As regular CFZ-watchers will know, for some time Corinna has been doing a column for Animals & Men and a regular segment on On The Track... particularly about out-of-place birds and rare vagrants. There seem to be more and more bird stories from all over the world hitting the news these days so, to make room for them all - and to give them all equal and worthy coverage - she has set up this new blog to cover all things feathery and Fortean.

Sunday, 1 July 2018

New restrictions on vulture-killing drugs in Pakistan


15/06/2018

Vulture populations in South Asia have collapsed by over 95 per cent since the mid-1990s. The primary cause of this catastrophic decline, and still an ongoing threat, is the ingestion by vultures of livestock carcasses containing non-steroidal anti-inflammatory drugs (NSAIDs), principally diclofenac. Although diclofenac was banned from veterinary use in Pakistan, India and Nepal in 2006, other NSAIDs such as aceclofenac and ketoprofen still pose a major threat to Critically Endangered vultures.
WWF-Pakistan and the Hawk Conservancy Trust in the UK have been partners on the Pakistan Vulture Restoration Project (PVRP) to conserve vultures in Pakistan for the past 12 years.
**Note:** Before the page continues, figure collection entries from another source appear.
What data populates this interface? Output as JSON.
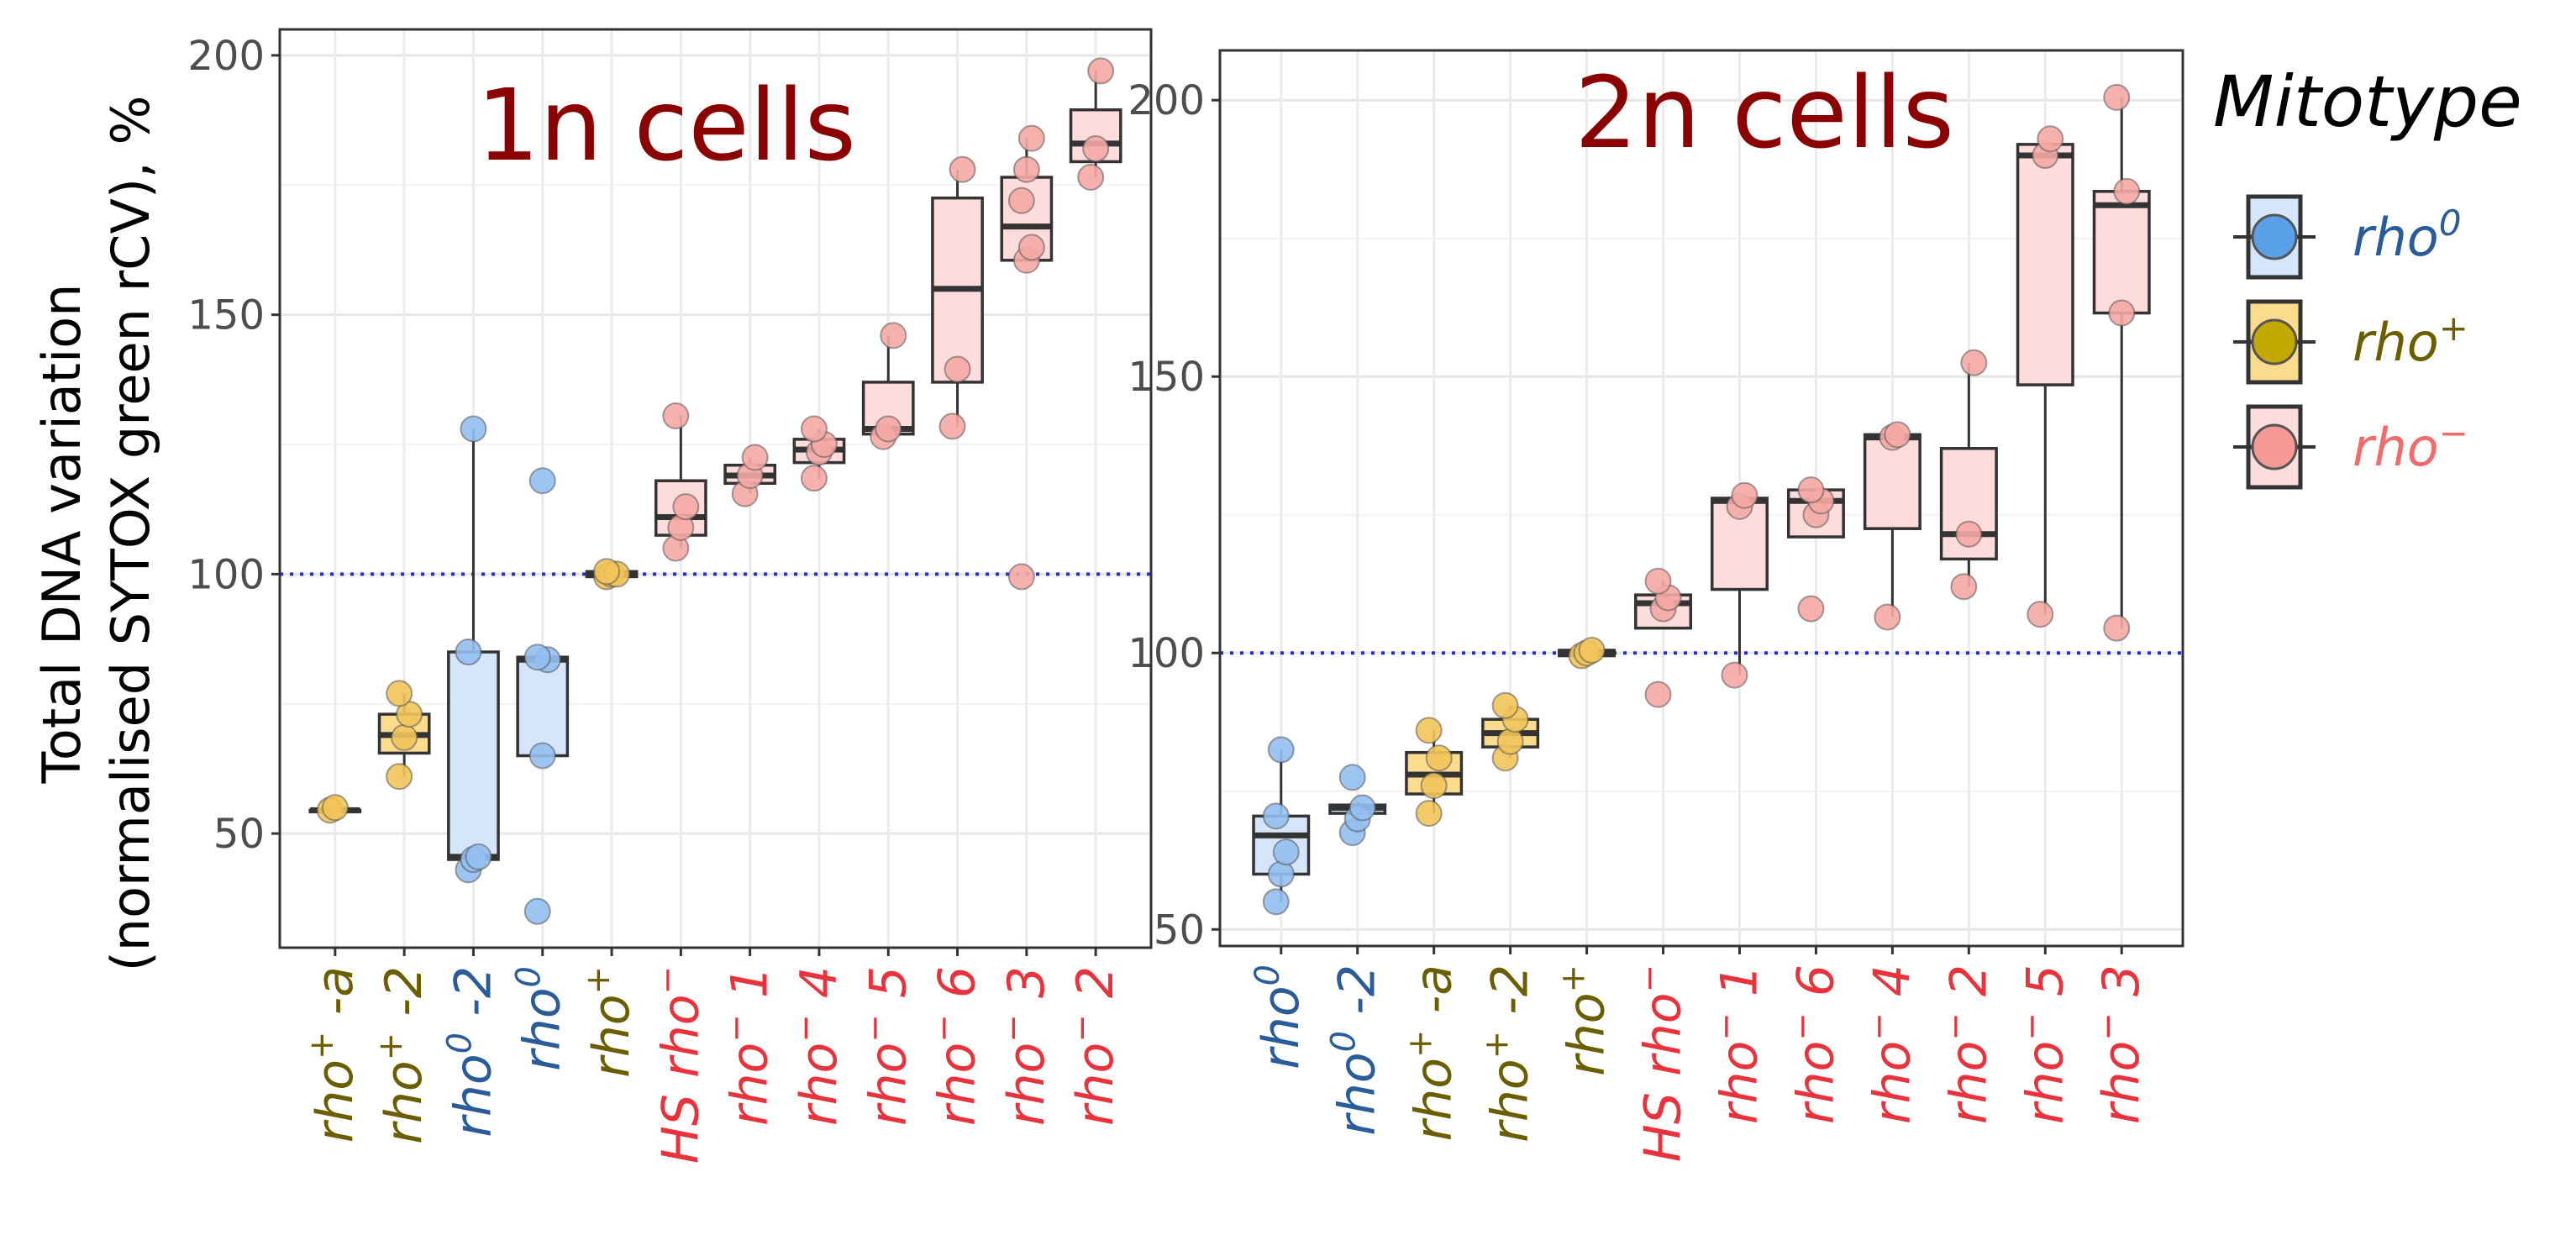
{
  "y_axis_label_line1": "Total DNA variation",
  "y_axis_label_line2": "(normalised SYTOX green rCV), %",
  "legend": {
    "title": "Mitotype",
    "entries": [
      {
        "key": "rho0",
        "base": "rho",
        "sup": "0",
        "text_color": "#2a5c9a",
        "fill": "#5aa0e8",
        "box_fill": "#d6e6fa"
      },
      {
        "key": "rhoplus",
        "base": "rho",
        "sup": "+",
        "text_color": "#6b5e00",
        "fill": "#c2a800",
        "box_fill": "#fbdc8e"
      },
      {
        "key": "rhominus",
        "base": "rho",
        "sup": "−",
        "text_color": "#f26b6b",
        "fill": "#f59a94",
        "box_fill": "#fddcdc"
      }
    ]
  },
  "colors": {
    "rho0": {
      "label": "#2a5c9a",
      "point": "#94bff0",
      "box": "#d6e6fa"
    },
    "rhoplus": {
      "label": "#6b5e00",
      "point": "#f2c45a",
      "box": "#fbdc8e"
    },
    "rhominus": {
      "label": "#e8323c",
      "point": "#f5a9a4",
      "box": "#fddcdc"
    },
    "reference_line": "#2b2bd6"
  },
  "chart_data": [
    {
      "type": "boxplot",
      "title": "1n cells",
      "ylabel": "Total DNA variation (normalised SYTOX green rCV), %",
      "ylim": [
        28,
        205
      ],
      "yticks": [
        50,
        100,
        150,
        200
      ],
      "reference_line": 100,
      "grid": true,
      "categories": [
        {
          "name": "rho+ -a",
          "pre": "",
          "base": "rho",
          "sup": "+",
          "post": " -a",
          "mitotype": "rhoplus",
          "box": {
            "q1": 54.5,
            "median": 54.5,
            "q3": 54.5,
            "lo": 54.5,
            "hi": 54.5
          },
          "points": [
            54.5,
            55
          ]
        },
        {
          "name": "rho+ -2",
          "pre": "",
          "base": "rho",
          "sup": "+",
          "post": " -2",
          "mitotype": "rhoplus",
          "box": {
            "q1": 65.5,
            "median": 69,
            "q3": 73,
            "lo": 61,
            "hi": 77
          },
          "points": [
            61,
            68.5,
            73,
            77
          ]
        },
        {
          "name": "rho0 -2",
          "pre": "",
          "base": "rho",
          "sup": "0",
          "post": " -2",
          "mitotype": "rho0",
          "box": {
            "q1": 45,
            "median": 45.5,
            "q3": 85,
            "lo": 43,
            "hi": 128
          },
          "points": [
            43,
            45,
            45.5,
            85,
            128
          ]
        },
        {
          "name": "rho0",
          "pre": "",
          "base": "rho",
          "sup": "0",
          "post": "",
          "mitotype": "rho0",
          "box": {
            "q1": 65,
            "median": 83.5,
            "q3": 84,
            "lo": 65,
            "hi": 84
          },
          "points": [
            35,
            65,
            83.5,
            84,
            118
          ]
        },
        {
          "name": "rho+",
          "pre": "",
          "base": "rho",
          "sup": "+",
          "post": "",
          "mitotype": "rhoplus",
          "box": {
            "q1": 99.5,
            "median": 100,
            "q3": 100.5,
            "lo": 99.5,
            "hi": 100.5
          },
          "points": [
            99.5,
            100,
            100,
            100.5
          ]
        },
        {
          "name": "HS rho-",
          "pre": "HS ",
          "base": "rho",
          "sup": "−",
          "post": "",
          "mitotype": "rhominus",
          "box": {
            "q1": 107.5,
            "median": 111,
            "q3": 118,
            "lo": 105,
            "hi": 130.5
          },
          "points": [
            105,
            109,
            113,
            130.5
          ]
        },
        {
          "name": "rho- 1",
          "pre": "",
          "base": "rho",
          "sup": "−",
          "post": " 1",
          "mitotype": "rhominus",
          "box": {
            "q1": 117.5,
            "median": 119,
            "q3": 121,
            "lo": 115.5,
            "hi": 122.5
          },
          "points": [
            115.5,
            119,
            122.5
          ]
        },
        {
          "name": "rho- 4",
          "pre": "",
          "base": "rho",
          "sup": "−",
          "post": " 4",
          "mitotype": "rhominus",
          "box": {
            "q1": 121.5,
            "median": 124,
            "q3": 126,
            "lo": 118.5,
            "hi": 128
          },
          "points": [
            118.5,
            123.5,
            125,
            128
          ]
        },
        {
          "name": "rho- 5",
          "pre": "",
          "base": "rho",
          "sup": "−",
          "post": " 5",
          "mitotype": "rhominus",
          "box": {
            "q1": 127,
            "median": 128,
            "q3": 137,
            "lo": 126.5,
            "hi": 146
          },
          "points": [
            126.5,
            128,
            146
          ]
        },
        {
          "name": "rho- 6",
          "pre": "",
          "base": "rho",
          "sup": "−",
          "post": " 6",
          "mitotype": "rhominus",
          "box": {
            "q1": 137,
            "median": 155,
            "q3": 172.5,
            "lo": 128.5,
            "hi": 178
          },
          "points": [
            128.5,
            139.5,
            178
          ]
        },
        {
          "name": "rho- 3",
          "pre": "",
          "base": "rho",
          "sup": "−",
          "post": " 3",
          "mitotype": "rhominus",
          "box": {
            "q1": 160.5,
            "median": 167,
            "q3": 176.5,
            "lo": 160.5,
            "hi": 184
          },
          "points": [
            99.5,
            160.5,
            163,
            172,
            178,
            184
          ]
        },
        {
          "name": "rho- 2",
          "pre": "",
          "base": "rho",
          "sup": "−",
          "post": " 2",
          "mitotype": "rhominus",
          "box": {
            "q1": 179.5,
            "median": 183,
            "q3": 189.5,
            "lo": 176.5,
            "hi": 197
          },
          "points": [
            176.5,
            182,
            197
          ]
        }
      ]
    },
    {
      "type": "boxplot",
      "title": "2n cells",
      "ylabel": "",
      "ylim": [
        47,
        209
      ],
      "yticks": [
        50,
        100,
        150,
        200
      ],
      "reference_line": 100,
      "grid": true,
      "categories": [
        {
          "name": "rho0",
          "pre": "",
          "base": "rho",
          "sup": "0",
          "post": "",
          "mitotype": "rho0",
          "box": {
            "q1": 60,
            "median": 67,
            "q3": 70.5,
            "lo": 55,
            "hi": 82.5
          },
          "points": [
            55,
            60,
            64,
            70.5,
            82.5
          ]
        },
        {
          "name": "rho0 -2",
          "pre": "",
          "base": "rho",
          "sup": "0",
          "post": " -2",
          "mitotype": "rho0",
          "box": {
            "q1": 71,
            "median": 72,
            "q3": 72.5,
            "lo": 67.5,
            "hi": 73
          },
          "points": [
            67.5,
            70,
            72,
            77.5
          ]
        },
        {
          "name": "rho+ -a",
          "pre": "",
          "base": "rho",
          "sup": "+",
          "post": " -a",
          "mitotype": "rhoplus",
          "box": {
            "q1": 74.5,
            "median": 78,
            "q3": 82,
            "lo": 71,
            "hi": 86
          },
          "points": [
            71,
            76,
            81,
            86
          ]
        },
        {
          "name": "rho+ -2",
          "pre": "",
          "base": "rho",
          "sup": "+",
          "post": " -2",
          "mitotype": "rhoplus",
          "box": {
            "q1": 83,
            "median": 85.5,
            "q3": 88,
            "lo": 81,
            "hi": 90.5
          },
          "points": [
            81,
            84,
            88,
            90.5
          ]
        },
        {
          "name": "rho+",
          "pre": "",
          "base": "rho",
          "sup": "+",
          "post": "",
          "mitotype": "rhoplus",
          "box": {
            "q1": 99.5,
            "median": 100,
            "q3": 100.5,
            "lo": 99.5,
            "hi": 100.5
          },
          "points": [
            99.5,
            100,
            100.5
          ]
        },
        {
          "name": "HS rho-",
          "pre": "HS ",
          "base": "rho",
          "sup": "−",
          "post": "",
          "mitotype": "rhominus",
          "box": {
            "q1": 104.5,
            "median": 109,
            "q3": 110.5,
            "lo": 104.5,
            "hi": 113
          },
          "points": [
            92.5,
            108,
            110,
            113
          ]
        },
        {
          "name": "rho- 1",
          "pre": "",
          "base": "rho",
          "sup": "−",
          "post": " 1",
          "mitotype": "rhominus",
          "box": {
            "q1": 111.5,
            "median": 127.5,
            "q3": 128,
            "lo": 96,
            "hi": 128
          },
          "points": [
            96,
            126.5,
            128.5
          ]
        },
        {
          "name": "rho- 6",
          "pre": "",
          "base": "rho",
          "sup": "−",
          "post": " 6",
          "mitotype": "rhominus",
          "box": {
            "q1": 121,
            "median": 127.5,
            "q3": 129.5,
            "lo": 121,
            "hi": 129.5
          },
          "points": [
            108,
            125,
            127.5,
            129.5
          ]
        },
        {
          "name": "rho- 4",
          "pre": "",
          "base": "rho",
          "sup": "−",
          "post": " 4",
          "mitotype": "rhominus",
          "box": {
            "q1": 122.5,
            "median": 139,
            "q3": 139.5,
            "lo": 106.5,
            "hi": 139.5
          },
          "points": [
            106.5,
            139,
            139.5
          ]
        },
        {
          "name": "rho- 2",
          "pre": "",
          "base": "rho",
          "sup": "−",
          "post": " 2",
          "mitotype": "rhominus",
          "box": {
            "q1": 117,
            "median": 121.5,
            "q3": 137,
            "lo": 112,
            "hi": 152.5
          },
          "points": [
            112,
            121.5,
            152.5
          ]
        },
        {
          "name": "rho- 5",
          "pre": "",
          "base": "rho",
          "sup": "−",
          "post": " 5",
          "mitotype": "rhominus",
          "box": {
            "q1": 148.5,
            "median": 190,
            "q3": 192,
            "lo": 107,
            "hi": 192
          },
          "points": [
            107,
            190,
            193
          ]
        },
        {
          "name": "rho- 3",
          "pre": "",
          "base": "rho",
          "sup": "−",
          "post": " 3",
          "mitotype": "rhominus",
          "box": {
            "q1": 161.5,
            "median": 181,
            "q3": 183.5,
            "lo": 104.5,
            "hi": 200.5
          },
          "points": [
            104.5,
            161.5,
            183.5,
            200.5
          ]
        }
      ]
    }
  ]
}
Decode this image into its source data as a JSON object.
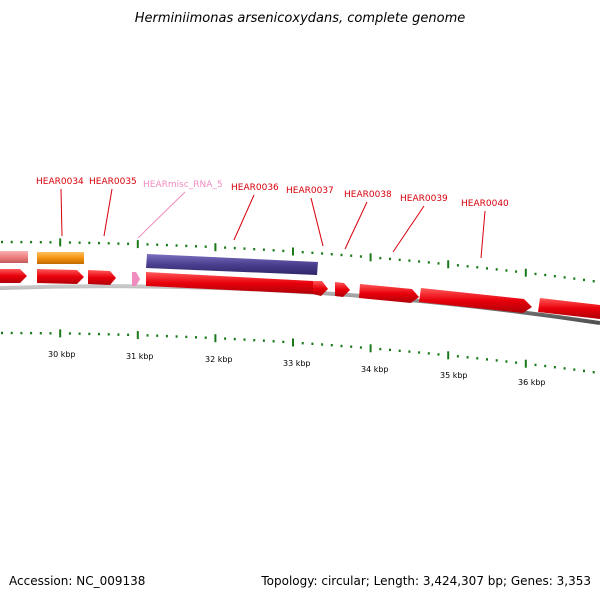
{
  "title": "Herminiimonas arsenicoxydans, complete genome",
  "footer": {
    "accession": "Accession: NC_009138",
    "summary": "Topology: circular; Length: 3,424,307 bp; Genes: 3,353"
  },
  "colors": {
    "cds": "#e8000b",
    "cds_light": "#f08080",
    "orange": "#f5920f",
    "purple": "#4a3f8f",
    "misc_rna": "#f08cc0",
    "ticks": "#1a7a1a",
    "label": "#d8000c",
    "backbone": "#808080"
  },
  "scale": {
    "labels": [
      "30 kbp",
      "31 kbp",
      "32 kbp",
      "33 kbp",
      "34 kbp",
      "35 kbp",
      "36 kbp"
    ]
  },
  "features": [
    {
      "name": "HEAR0034"
    },
    {
      "name": "HEAR0035"
    },
    {
      "name": "HEARmisc_RNA_5"
    },
    {
      "name": "HEAR0036"
    },
    {
      "name": "HEAR0037"
    },
    {
      "name": "HEAR0038"
    },
    {
      "name": "HEAR0039"
    },
    {
      "name": "HEAR0040"
    }
  ]
}
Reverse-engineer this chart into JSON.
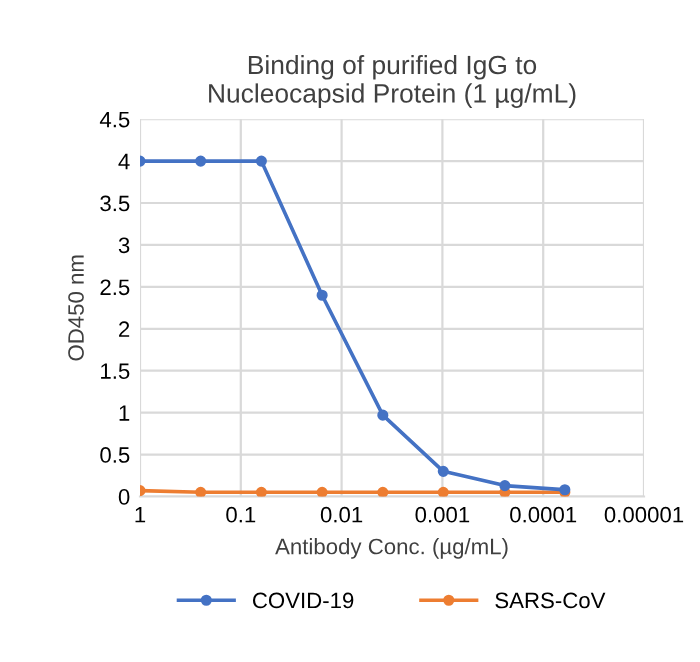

The project consists of a vulture breeding centre in Punjab province and a community-led vulture safe zone in Sindh province, where some of Pakistan's last remaining colonies of Critically Endangered White-rumped and Slender-billed Vultures are found.
PVRP has continued lobbying for the removal of veterinary drugs which are unsafe for vultures. In a recent letter to the Department of Health for Sindh, the Secretary was urged to restrict the distribution of ketoprofen and aceclofenac in Sindh's Vulture Safe Zone. As a result, the Chief Drug Inspector of Sindh ordered all regional and district drug inspectors to restrict the use of these drugs.
Muhammad Jamshed Iqbal at WWF-Pakistan said: "NSAIDs such as ketoprofen and aceclofenac have proven to be fatal for Gyps vultures in clinical trials and their restriction in the Sindh will contribute significantly in the survival of the remaining populations of Gyps vultures in Pakistan."